Ignoring the advice of "right-wingers — ideologues" has been an important component in the turnaround of manufacturing:
Making Things in America, by Paul Krugman, Commentary, NY Times: Some years ago, one of my neighbors, an émigré Russian engineer, offered an observation about his adopted country. “America seems very rich,” he said, “but I never see anyone actually making anything.”
That was a bit unfair, but not completely — and as time went by it became increasingly accurate. ... Manufacturing, once America’s greatest strength, seemed to be in terminal decline.
But that may be changing. Manufacturing is one of the bright spots of a generally disappointing recovery, and ... a sustained comeback may be under way. And there’s something else you should know: If right-wing critics of efforts to rescue the economy had gotten their way, this comeback wouldn’t be happening. ...
I don’t want to suggest that everything is wonderful about U.S. manufacturing. ... Still, better to have those jobs than none at all. Which brings me to those right-wing critics.
First, what’s driving the turnaround in our manufacturing trade? The main answer is that the U.S. dollar has fallen against other currencies, helping give U.S.-based manufacturing a cost advantage. A weaker dollar, it turns out, was just what U.S. industry needed.
Yet the Federal Reserve finds itself under intense pressure from the right to make the dollar stronger, not weaker. ...
And then there’s the matter of the auto industry, which probably would have imploded if President Obama hadn’t stepped in to rescue General Motors and Chrysler. ... And this ... would have undermined the rest of America’s auto industry, as essential suppliers went under, too. Hundreds of thousands of jobs were at stake.
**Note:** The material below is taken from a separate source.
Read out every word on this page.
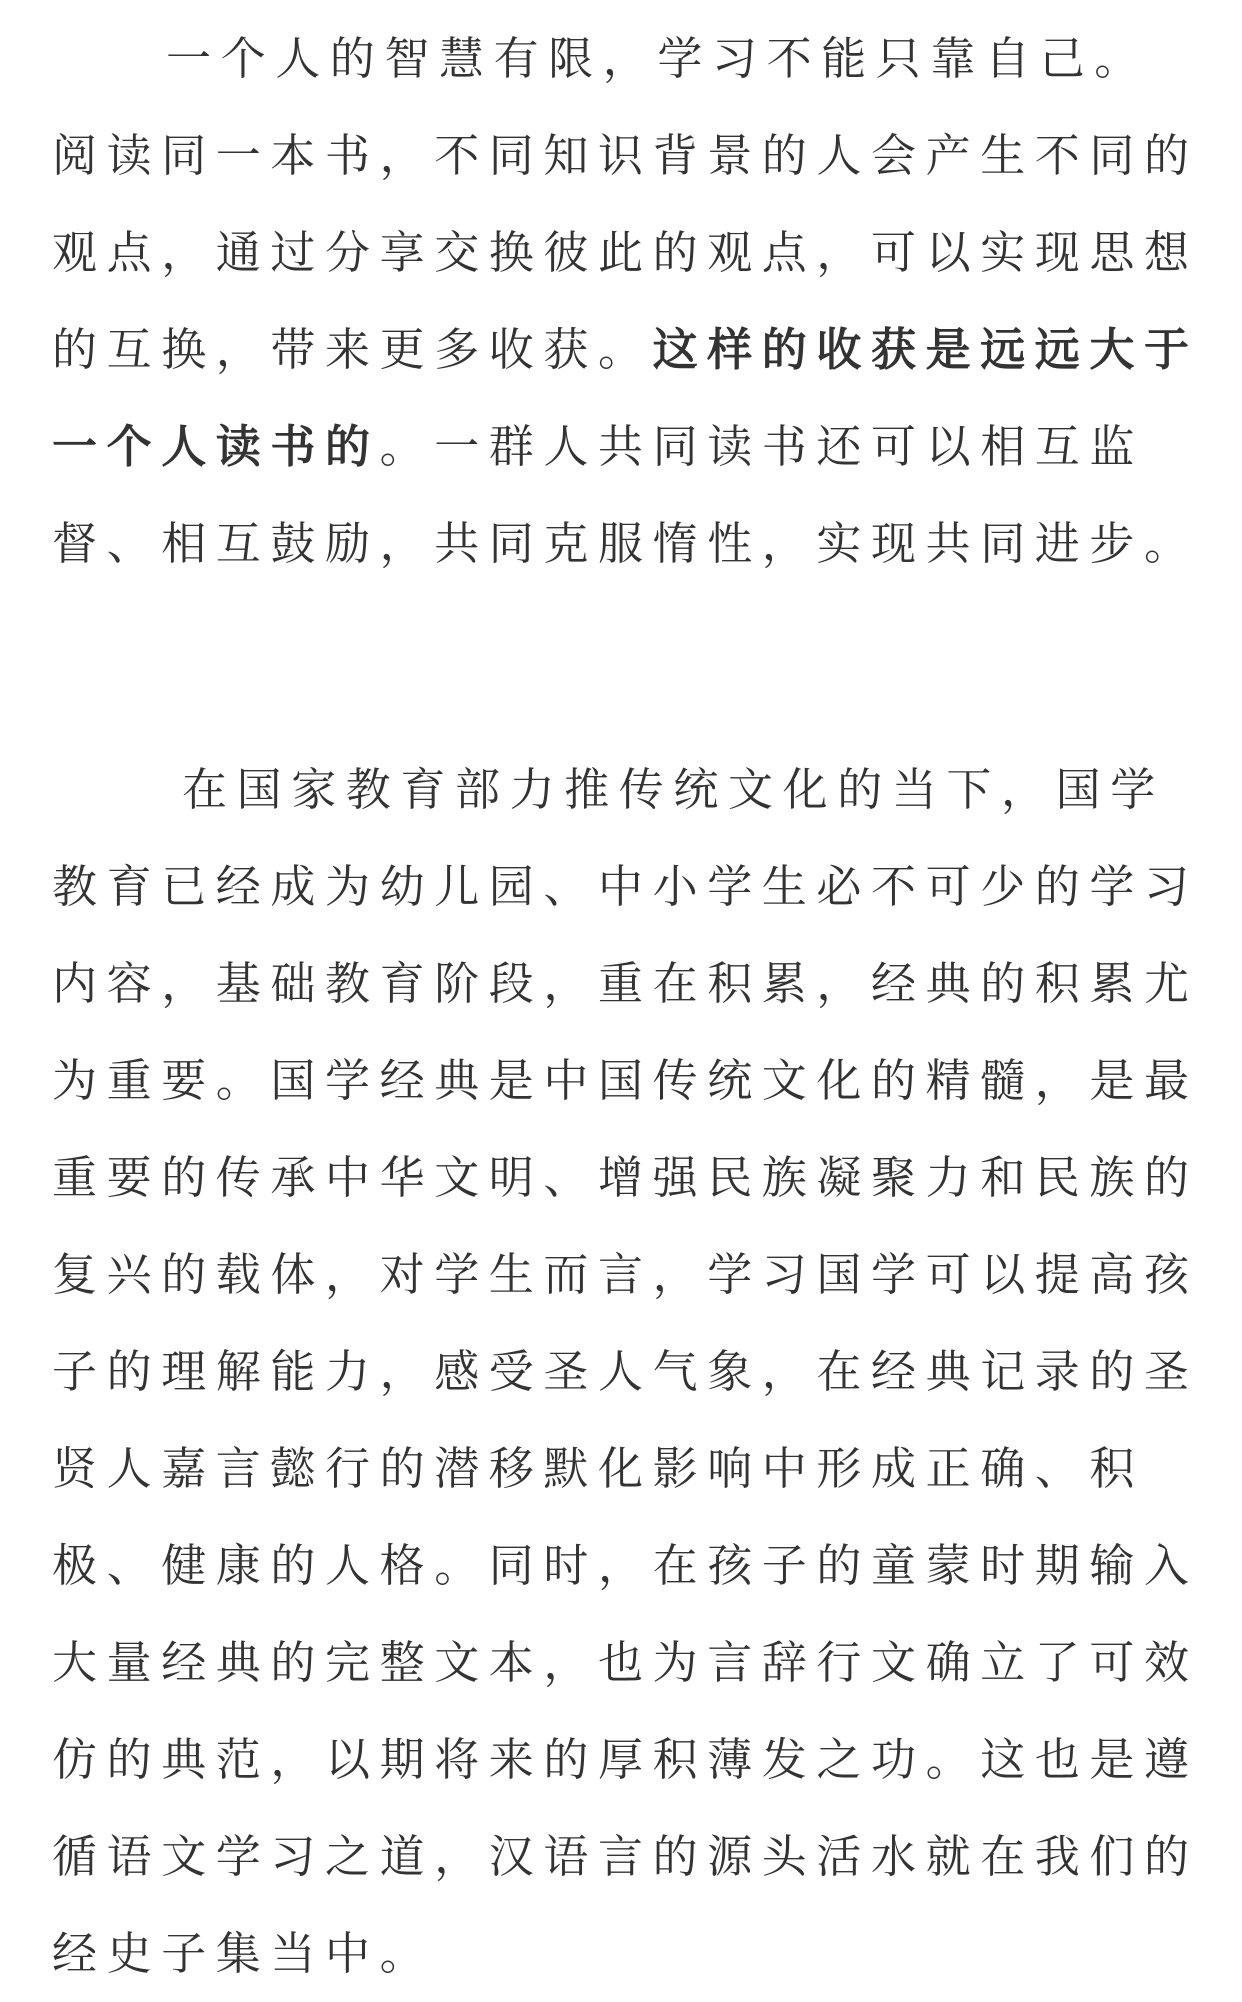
一个人的智慧有限，学习不能只靠自己。阅读同一本书，不同知识背景的人会产生不同的观点，通过分享交换彼此的观点，可以实现思想的互换，带来更多收获。这样的收获是远远大于一个人读书的。一群人共同读书还可以相互监督、相互鼓励，共同克服惰性，实现共同进步。

在国家教育部力推传统文化的当下，国学教育已经成为幼儿园、中小学生必不可少的学习内容，基础教育阶段，重在积累，经典的积累尤为重要。国学经典是中国传统文化的精髓，是最重要的传承中华文明、增强民族凝聚力和民族的复兴的载体，对学生而言，学习国学可以提高孩子的理解能力，感受圣人气象，在经典记录的圣贤人嘉言懿行的潜移默化影响中形成正确、积极、健康的人格。同时，在孩子的童蒙时期输入大量经典的完整文本，也为言辞行文确立了可效仿的典范，以期将来的厚积薄发之功。这也是遵循语文学习之道，汉语言的源头活水就在我们的经史子集当中。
Yet Mr. Obama was fiercely denounced for taking action. One Republican congressman declared the auto rescue part of the administration’s “war on capitalism.” Another insisted that when government gets involved in a company, “the disaster that follows is predictable.” Not so much, it turns out.
So while we still have a deeply troubled economy, one piece of good news is that Americans are, once again, starting to actually make things. And we’re doing that thanks, in large part, to the fact that the Fed and the Obama administration ignored very bad advice from right-wingers — ideologues who still, in the face of all the evidence, claim to know something about creating prosperity.